Taxpayer Judith Barrigas called IRS Revenue Agent Jimmy Forsythe to try to resolve some issues regarding her tax liabilities. Just before the taxpayer called him, Jimmy had called into The Howard Stern Show on Sirius XM Radio and was on hold waiting to talk to Howard. While still on hold, Jimmy conversed with Judith about her tax issues when Stern picked up Jimmy’s call, and a portion of the conversation regarding her taxes was heard by 1.2 million Americans who had tuned into Howard’s show. Barrigas has now sued IRS and Howard Stern for negligence, invasion of privacy, and unauthorized disclosure of tax return information.

But my favorite case of life imitating art involves Jack Vitayanor, Esq., an attorney with the IRS Office of Professional Responsibility and adjunct professor who taught ethics at Georgetown Law School, who was arrested for conspiracy to distribute methamphetamine. Breaking bad, huh Jack?

*********************************

So now, my friends, as we count our blessings, await some important new tax legislation, look forward to celebrating with our loved ones during this season of miracles, and contemplate with both interest and trepidation the brave new tax world of 2018, I remind you that as I have long believed, “the best things in life aren’t things.”

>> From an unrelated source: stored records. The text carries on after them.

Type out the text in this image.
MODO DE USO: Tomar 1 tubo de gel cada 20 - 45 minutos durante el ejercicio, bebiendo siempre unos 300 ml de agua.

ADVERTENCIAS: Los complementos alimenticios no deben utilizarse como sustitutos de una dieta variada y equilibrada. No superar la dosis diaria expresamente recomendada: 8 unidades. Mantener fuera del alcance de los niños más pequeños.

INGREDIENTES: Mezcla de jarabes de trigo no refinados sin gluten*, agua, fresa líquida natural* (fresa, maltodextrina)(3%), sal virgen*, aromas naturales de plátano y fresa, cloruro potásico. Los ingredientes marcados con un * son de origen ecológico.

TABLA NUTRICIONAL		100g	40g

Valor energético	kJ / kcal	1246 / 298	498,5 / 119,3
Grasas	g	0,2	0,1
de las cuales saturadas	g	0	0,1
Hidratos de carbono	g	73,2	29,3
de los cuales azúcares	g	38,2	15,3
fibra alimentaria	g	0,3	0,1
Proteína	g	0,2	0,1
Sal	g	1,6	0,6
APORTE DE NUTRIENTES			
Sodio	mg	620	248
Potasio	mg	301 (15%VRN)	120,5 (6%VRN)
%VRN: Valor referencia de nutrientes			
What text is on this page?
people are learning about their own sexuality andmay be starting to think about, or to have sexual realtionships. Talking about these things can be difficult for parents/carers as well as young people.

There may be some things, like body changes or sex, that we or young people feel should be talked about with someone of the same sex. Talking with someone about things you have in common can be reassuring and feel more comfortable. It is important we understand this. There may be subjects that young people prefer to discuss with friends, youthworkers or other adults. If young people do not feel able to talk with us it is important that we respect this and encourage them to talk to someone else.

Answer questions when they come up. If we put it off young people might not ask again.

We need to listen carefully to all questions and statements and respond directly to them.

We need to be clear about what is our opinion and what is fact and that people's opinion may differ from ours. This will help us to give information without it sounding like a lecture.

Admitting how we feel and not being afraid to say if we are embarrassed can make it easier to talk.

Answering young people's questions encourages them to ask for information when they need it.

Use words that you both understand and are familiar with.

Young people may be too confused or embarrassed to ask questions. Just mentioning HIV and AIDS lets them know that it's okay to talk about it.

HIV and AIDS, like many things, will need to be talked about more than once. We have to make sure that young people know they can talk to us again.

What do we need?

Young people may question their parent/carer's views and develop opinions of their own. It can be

And from our house to yours, we wish each of you, season’s greetings and a healthy and prosperous new year.

1 Subsequently, early in the morning of Saturday, December 2, the Senate, by a thin margin, passed its own version of the Tax Cuts and Jobs Act. The two bills will now have to be reconciled before a final version can be voted on.

2 From “Honky Tonk Heroes,” by Waylon Jennings.

3 “Against the Wind,” by Bob Seger.

 

DISCLAIMER: Because of the generality of this update, the information provided herein may not be applicable in all situations and should not be acted upon without specific legal advice based on particular situations.